Munroe: That’s fine, dear, take your time.

LAUGHTER

Munroe: Do you like to read, Janice?

Audience mem: I guess so. I mean, I can read, if that’s what you mean.

Munroe: I am so sorry, I didn’t mean to imply that, my apologies, Janice. Forgive me?

Audience mem: Oh, I’d forgive you anything, Munroe! I love you!

Munroe: And I love you, too, Janice. I love everyone here, what a great audience you are, give yourselves a hand! Come on!

APPLAUSE

Munroe: My question for Janice is actually for everyone. Do we like to read? Well, duh! Of course we don’t! Reading is boring. I mean, who here has actually read anything by William Shakespeare? Hands up if you have. One? I applaud you, Miss, you have far more patience than I. Give her a big round of applause, everyone, she has suffered greatly.

LAUGHTER

Munroe: Let’s face it, folks, most of us here have better things to do than sitting around the house, trying to push our way through a book just because someone tells us it’s supposed to be good for us. Am I right?

APPLAUSE

Munroe: Well, I’ll take that as a big yes. Wow.

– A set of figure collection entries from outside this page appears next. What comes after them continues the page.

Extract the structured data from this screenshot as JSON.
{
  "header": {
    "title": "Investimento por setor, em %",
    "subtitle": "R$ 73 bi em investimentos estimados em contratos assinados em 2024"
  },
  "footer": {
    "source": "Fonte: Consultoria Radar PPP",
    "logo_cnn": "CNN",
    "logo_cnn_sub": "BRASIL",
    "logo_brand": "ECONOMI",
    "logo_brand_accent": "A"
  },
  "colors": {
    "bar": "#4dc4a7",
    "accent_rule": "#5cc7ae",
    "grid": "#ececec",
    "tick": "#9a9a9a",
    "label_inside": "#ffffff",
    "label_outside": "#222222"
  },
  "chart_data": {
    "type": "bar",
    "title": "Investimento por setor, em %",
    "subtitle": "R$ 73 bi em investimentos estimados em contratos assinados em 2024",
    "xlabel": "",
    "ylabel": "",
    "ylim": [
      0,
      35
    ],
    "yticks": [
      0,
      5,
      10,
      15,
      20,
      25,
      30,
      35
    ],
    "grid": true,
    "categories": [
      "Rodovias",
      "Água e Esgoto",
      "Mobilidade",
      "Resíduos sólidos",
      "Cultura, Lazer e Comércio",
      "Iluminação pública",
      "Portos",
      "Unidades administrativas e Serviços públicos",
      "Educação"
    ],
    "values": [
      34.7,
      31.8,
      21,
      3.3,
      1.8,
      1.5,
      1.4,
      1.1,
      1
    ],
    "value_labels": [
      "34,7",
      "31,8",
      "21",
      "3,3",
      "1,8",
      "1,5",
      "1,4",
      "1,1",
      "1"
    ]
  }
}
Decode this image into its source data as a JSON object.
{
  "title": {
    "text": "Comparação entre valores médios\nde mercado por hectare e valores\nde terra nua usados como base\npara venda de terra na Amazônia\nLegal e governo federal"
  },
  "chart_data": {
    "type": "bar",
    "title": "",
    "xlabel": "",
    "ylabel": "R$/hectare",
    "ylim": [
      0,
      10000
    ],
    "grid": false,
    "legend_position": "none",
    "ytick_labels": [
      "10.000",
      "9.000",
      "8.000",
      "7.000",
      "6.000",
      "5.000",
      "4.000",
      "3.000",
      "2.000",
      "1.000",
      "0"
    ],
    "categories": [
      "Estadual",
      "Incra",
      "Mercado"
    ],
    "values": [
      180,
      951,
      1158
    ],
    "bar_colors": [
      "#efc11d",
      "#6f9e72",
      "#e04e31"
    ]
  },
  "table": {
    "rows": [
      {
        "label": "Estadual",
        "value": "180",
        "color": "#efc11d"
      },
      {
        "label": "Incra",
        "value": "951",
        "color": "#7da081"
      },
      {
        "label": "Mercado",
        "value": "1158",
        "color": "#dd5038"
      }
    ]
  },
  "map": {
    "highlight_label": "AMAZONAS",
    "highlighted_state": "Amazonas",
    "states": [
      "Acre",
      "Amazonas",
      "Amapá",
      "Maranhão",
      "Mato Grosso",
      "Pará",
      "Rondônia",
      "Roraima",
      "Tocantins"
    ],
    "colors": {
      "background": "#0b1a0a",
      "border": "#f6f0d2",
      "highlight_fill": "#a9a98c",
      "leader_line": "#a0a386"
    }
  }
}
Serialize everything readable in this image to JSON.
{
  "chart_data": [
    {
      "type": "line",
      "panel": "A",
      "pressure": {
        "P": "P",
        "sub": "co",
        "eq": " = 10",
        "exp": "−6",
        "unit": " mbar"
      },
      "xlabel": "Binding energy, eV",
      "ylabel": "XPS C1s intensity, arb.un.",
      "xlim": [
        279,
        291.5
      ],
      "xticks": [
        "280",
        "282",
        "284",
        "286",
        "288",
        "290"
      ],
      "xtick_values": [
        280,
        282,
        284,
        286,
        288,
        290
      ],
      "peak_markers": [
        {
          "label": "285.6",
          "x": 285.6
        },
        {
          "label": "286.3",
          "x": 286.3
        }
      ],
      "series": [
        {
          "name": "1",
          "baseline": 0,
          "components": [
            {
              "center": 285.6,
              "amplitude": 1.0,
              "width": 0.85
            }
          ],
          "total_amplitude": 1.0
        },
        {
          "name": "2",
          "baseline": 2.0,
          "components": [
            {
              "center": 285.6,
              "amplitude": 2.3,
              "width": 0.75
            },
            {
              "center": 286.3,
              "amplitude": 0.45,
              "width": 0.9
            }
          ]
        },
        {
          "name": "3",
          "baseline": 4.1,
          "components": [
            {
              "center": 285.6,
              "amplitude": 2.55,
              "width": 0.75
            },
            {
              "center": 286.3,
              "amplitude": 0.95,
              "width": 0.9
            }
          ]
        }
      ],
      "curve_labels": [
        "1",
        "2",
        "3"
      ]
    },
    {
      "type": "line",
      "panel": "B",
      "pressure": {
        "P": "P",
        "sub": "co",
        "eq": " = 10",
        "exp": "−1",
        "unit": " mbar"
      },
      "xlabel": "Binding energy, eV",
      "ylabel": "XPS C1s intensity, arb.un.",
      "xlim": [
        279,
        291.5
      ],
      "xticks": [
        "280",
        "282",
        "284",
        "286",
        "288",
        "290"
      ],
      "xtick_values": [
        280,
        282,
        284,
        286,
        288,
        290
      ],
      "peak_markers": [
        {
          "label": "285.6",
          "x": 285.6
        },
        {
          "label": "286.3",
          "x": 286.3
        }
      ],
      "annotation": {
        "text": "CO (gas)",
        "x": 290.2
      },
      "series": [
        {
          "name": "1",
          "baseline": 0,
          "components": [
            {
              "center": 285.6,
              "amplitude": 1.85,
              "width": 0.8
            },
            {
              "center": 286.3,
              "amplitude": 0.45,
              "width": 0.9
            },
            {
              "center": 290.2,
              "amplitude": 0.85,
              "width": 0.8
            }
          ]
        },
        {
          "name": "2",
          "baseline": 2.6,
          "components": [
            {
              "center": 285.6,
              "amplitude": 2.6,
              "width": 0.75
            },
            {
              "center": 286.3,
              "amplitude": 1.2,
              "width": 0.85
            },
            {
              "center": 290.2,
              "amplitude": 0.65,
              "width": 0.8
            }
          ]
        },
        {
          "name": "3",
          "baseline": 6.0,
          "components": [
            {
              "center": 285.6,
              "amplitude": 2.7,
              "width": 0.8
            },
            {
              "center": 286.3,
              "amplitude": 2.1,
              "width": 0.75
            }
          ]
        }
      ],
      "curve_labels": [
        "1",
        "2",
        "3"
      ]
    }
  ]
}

Well, sorry, folks, played a little trick on you there, but I am wrong, everyone, plain and simple. Reading doesn’t have to be boring. Reading can be, dare I say it, fun! And I’m going to prove it to you, right here, today, on this show! I am very excited about this. Today, I am beginning what will become a monthly staple on this program. I am pleased to announce that today is the first official meeting of the Munroe Purvis Book Club!